E invece, stando a quanto riportato, sembra che le dicerie non siano fondate, anzi, sembrano completamente fuori luogo: “ a discapito di quanti definiscono Scienze della Comunicazione una fabbrica di illusioni [corsivo nel testo, ndr], il primo impatto sul mercato ha garantito ai primi laureati la quasi piena occupabilità” con l’80% dei neo-dottori che avevano trovato un impiego entro 12 – 18 mesi dalla laurea. Nel tempo le cose sembrano un po’ cambiate e un’indagine Almalaurea del 2011 certifica che “oltre la metà (il 52,6% dei laureati) svolge un’ occupazione a un anno dal conseguimento del titolo.

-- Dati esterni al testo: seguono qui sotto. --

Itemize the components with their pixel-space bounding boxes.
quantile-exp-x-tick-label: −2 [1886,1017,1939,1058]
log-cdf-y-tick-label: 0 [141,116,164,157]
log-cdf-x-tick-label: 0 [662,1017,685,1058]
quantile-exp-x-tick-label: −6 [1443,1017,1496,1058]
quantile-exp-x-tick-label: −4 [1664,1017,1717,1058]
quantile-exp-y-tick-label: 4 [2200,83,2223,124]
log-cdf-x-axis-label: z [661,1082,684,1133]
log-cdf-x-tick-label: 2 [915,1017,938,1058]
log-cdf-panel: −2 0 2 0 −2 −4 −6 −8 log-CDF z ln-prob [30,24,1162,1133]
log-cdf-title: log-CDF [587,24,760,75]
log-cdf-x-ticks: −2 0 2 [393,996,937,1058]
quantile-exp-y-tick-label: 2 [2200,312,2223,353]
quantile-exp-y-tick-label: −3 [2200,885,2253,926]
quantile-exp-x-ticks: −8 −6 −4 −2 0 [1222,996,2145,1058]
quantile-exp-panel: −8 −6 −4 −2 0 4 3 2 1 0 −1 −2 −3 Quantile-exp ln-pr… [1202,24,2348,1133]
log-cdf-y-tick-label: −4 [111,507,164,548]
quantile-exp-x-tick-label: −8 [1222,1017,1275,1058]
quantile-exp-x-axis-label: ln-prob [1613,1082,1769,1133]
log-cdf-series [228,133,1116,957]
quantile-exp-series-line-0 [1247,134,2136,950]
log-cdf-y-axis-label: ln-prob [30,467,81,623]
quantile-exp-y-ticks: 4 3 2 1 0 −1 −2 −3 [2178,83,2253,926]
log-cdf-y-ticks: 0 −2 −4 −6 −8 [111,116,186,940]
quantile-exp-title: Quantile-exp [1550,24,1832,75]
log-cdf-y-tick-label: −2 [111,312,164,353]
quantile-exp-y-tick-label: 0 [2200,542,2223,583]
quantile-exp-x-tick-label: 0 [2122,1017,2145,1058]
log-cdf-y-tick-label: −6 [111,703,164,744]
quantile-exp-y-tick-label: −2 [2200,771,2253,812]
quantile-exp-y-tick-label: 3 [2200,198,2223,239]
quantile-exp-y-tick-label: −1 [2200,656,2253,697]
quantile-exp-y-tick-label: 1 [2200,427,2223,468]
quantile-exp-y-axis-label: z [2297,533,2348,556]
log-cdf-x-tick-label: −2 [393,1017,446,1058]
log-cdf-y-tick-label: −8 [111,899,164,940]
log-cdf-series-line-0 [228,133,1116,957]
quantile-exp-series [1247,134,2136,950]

Quota che sale all’84,2% a cinque anni”. La stessa Almalaurea fornisce poi dati più specifici nella sua indagine del 2012: anche in questo caso è un proliferare di occupazioni, contratti a tempo indeterminato, stipendi medi che si aggirano intorno ai 1.300 euro e pochissimi disoccupati.

 

Policompetenza

 

Insomma, sembra quasi che Scienze della Comunicazione sia una vera e propria isola felice nel grande mare agitato dell’ università italiana. Ma non solo: a quanto dicono i dati sembrerebbe anche che i laureati di questo corso non avrebbero alcuna difficoltà a trovare lavoro in poco tempo. Come è possibile? Forse sono le caratteristiche stesse del corso che favoriscono un ottimo inserimento nel campo lavorativo. Forse è quella policompetenza che evidentemente attrae le aziende, ma che può apparire un insieme confuso e disomogeneo non solo ai non universitari, ma agli stessi studenti visto che, come riportato nel libro, “gli studenti di Scienze della Comunicazione spesso hanno difficoltà a spiegare il ruolo che avranno all’ interno del mondo del lavoro e della società”. Un’ identità multipla, come la definisce Sergio Scamuzzi nel terzo capitolo, che può però generare problemi agli stessi studenti.

 
I rischi dell’identità multipla

 

Ma anche nel campo lavorativo questa identità multipla rischia di diventare un’ identità non delineata, fatta di mille aspetti, senza approfondirne nessuno in particolare con il rischio che “la molteplicità degradi in figure de-differenziate costrette ad essere il factotum di prodotti comunicativi di modesto livello”. A questo si aggiungerebbe, sempre secondo Scamuzzi, il rischio che “la professionalizzazione dei comunicatori resti debole e di conseguenza la soglie d’ingresso nel settore troppo bassa”.

 

Ma quale sarà il futuro degli studenti di Scienze della Comunicazione? Difficile dirlo: la nascita del corso risale a oltre 20 anni fa, in un conteso socio–economico del tutto differente da quello attuale. In tutto questo tempo sono mutati molti aspetti, prima fra tutti la proprio la comunicazione: le conoscenza e la formazione hanno dovuto (o forse avrebbero dovuto) adeguarsi ai mutamenti, stando al passo coi tempi creando quelli che vengono definiti knowledge worker, “in una condizione tra precariato e flessibilità” in grado di adattarsi ad ambiti e ruoli diversi.

 
Nomea ingiusta?

 
Il saggio sembra dunque ritrarre un corso di laurea apparentemente in buona salute, in grado di fornire un’ampia e vasta gamma di possibilità lavorative entro pochi anni dalla conclusione grazie all’ acquisizione di una policompetenza che però rischia, e spesso lo fa, di generare una confusione di ruoli. Ma allora la nomea che gravita intorno a quella che molti definiscono “scienze delle merendine”, ritenuta poco seria da molti, con esami facili e un titolo di studio finale ormai svalutato? Dall’analisi degli studiosi la situazione non sembrerebbe così tragica: come tutta l’università ha forse bisogno di un aggiornamento e di una definizione più chiara, ma nonostante tutto non sembra navigare in acque così cattive.